Saturday, January 01, 2011

Libraries...a little history

Picked up this interesting post to publib from Sara Weissman of the Morris County Library. Thanks, Sara!

Public Card Catalogs

You know you've been a long time in libraries when:
-your childhood catalog was index cards written in copperplate hand, with
steel nib pens and ink wells. Colored stars--red, gold, silver,
green--indicated collection level (Juv, Ref, Adult, etc.) Typewriters
were considered shocking modern technology (far too noisy to disrupt the
silence of the library).
Your tech services course in "book school" prepared you to type catalog
cards (five rows down, seven spaces over for first entry). Carlyle Frarey
taught the class.
Your paraprofessional job was checking the above-the-rod filing of the
student employees. Something very satisfying about pulling the rod and
dropping/patting those cards into place?!
Your first professional position included filing new cards when subject
headings changed, as Rumania to Romania, among others.
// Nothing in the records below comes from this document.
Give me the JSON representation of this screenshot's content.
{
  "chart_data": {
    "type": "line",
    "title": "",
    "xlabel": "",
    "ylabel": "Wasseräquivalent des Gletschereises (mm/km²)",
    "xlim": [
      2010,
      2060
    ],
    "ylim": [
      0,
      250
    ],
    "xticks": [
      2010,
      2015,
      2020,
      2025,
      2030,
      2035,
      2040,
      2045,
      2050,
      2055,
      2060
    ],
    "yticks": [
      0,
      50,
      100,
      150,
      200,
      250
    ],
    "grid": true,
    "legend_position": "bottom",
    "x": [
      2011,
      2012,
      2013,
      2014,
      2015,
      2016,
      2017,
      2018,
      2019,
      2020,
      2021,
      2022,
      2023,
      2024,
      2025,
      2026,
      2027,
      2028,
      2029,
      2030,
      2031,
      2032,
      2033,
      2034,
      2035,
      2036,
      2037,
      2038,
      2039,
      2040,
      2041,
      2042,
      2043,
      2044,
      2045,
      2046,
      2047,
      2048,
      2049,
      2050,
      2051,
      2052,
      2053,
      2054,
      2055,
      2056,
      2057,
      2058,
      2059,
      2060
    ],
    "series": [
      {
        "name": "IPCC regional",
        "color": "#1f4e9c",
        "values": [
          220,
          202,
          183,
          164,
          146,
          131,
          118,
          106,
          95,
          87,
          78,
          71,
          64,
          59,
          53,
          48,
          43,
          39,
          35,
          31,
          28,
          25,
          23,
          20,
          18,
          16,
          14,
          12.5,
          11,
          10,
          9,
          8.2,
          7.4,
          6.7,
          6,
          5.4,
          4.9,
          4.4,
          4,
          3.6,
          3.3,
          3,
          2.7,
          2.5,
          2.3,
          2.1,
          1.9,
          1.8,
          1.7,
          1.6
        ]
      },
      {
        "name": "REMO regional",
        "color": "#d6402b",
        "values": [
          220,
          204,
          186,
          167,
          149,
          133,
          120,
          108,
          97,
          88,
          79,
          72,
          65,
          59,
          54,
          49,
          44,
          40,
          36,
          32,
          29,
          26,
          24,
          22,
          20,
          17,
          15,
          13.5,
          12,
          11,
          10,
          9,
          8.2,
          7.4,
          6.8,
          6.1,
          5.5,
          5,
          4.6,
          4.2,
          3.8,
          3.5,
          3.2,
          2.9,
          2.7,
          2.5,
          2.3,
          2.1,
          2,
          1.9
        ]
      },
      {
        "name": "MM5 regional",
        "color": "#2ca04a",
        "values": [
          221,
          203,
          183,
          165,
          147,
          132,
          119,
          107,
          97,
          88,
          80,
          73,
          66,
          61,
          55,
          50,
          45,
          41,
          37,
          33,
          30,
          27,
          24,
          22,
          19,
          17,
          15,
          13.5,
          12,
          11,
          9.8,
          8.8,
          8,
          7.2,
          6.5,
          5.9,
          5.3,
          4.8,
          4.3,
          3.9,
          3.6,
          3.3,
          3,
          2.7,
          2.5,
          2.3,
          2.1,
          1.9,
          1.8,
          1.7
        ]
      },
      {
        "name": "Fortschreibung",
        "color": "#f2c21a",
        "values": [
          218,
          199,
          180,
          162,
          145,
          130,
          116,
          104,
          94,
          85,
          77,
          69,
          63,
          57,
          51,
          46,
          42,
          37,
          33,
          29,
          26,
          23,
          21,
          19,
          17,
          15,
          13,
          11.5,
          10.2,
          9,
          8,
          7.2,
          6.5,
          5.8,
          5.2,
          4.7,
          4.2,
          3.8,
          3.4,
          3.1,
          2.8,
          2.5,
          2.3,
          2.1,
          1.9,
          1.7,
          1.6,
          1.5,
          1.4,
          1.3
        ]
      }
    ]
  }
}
Many (most?) of our patrons would be delighted to have card catalogs--the
visual, tactile experience--back again. There was something about the snap
of the card corner under your finger ... They'd just miss the online
renewals and holds!

The picture is of a small New England town library, run
in the 1950s by "Miss Emily" and "Miss Susan", neither of whom were
librarians. Maiden sisters, they lived across the street and the library
was open when they felt like it. Often not when it rained, but always when
it snowed. Their sister-in-law was Chairman of the Board of Trustees until
she was 100 yrs old and had to argue down the younger trustees (those in
their 50s), who didn't want audiobooks. "You young people!" Harriet Haynes
snapped "don't understand that your elders can't read the way they used
The only sounds you heard in Miss Emily's library were the tick, tick,
tick of the grandfather clock and the muffled "thump" of a stamp quietly
plonking a return date on a book being checked out. In the 1970s, when a
professional librarian was finally in charge, a roof leak required
checking the cupola of the building where were found, in their original
brown shipping wrappers, the volumes of the official history of the Civil
War, authorized by Congress in 1866. A set had been sent to each town that
had a significant number of veterans who served. The town Civil War
obelisque is just outside the library door.

The Board of Trustees, over some strenuous objections, opted for the future
over the past and sold the set to help raise money for the first-ever
addition to the library, completed in the late 1980s.
I became a librarian because in this my childhood library reading was
reverenced and "nerdy" was very, very cool.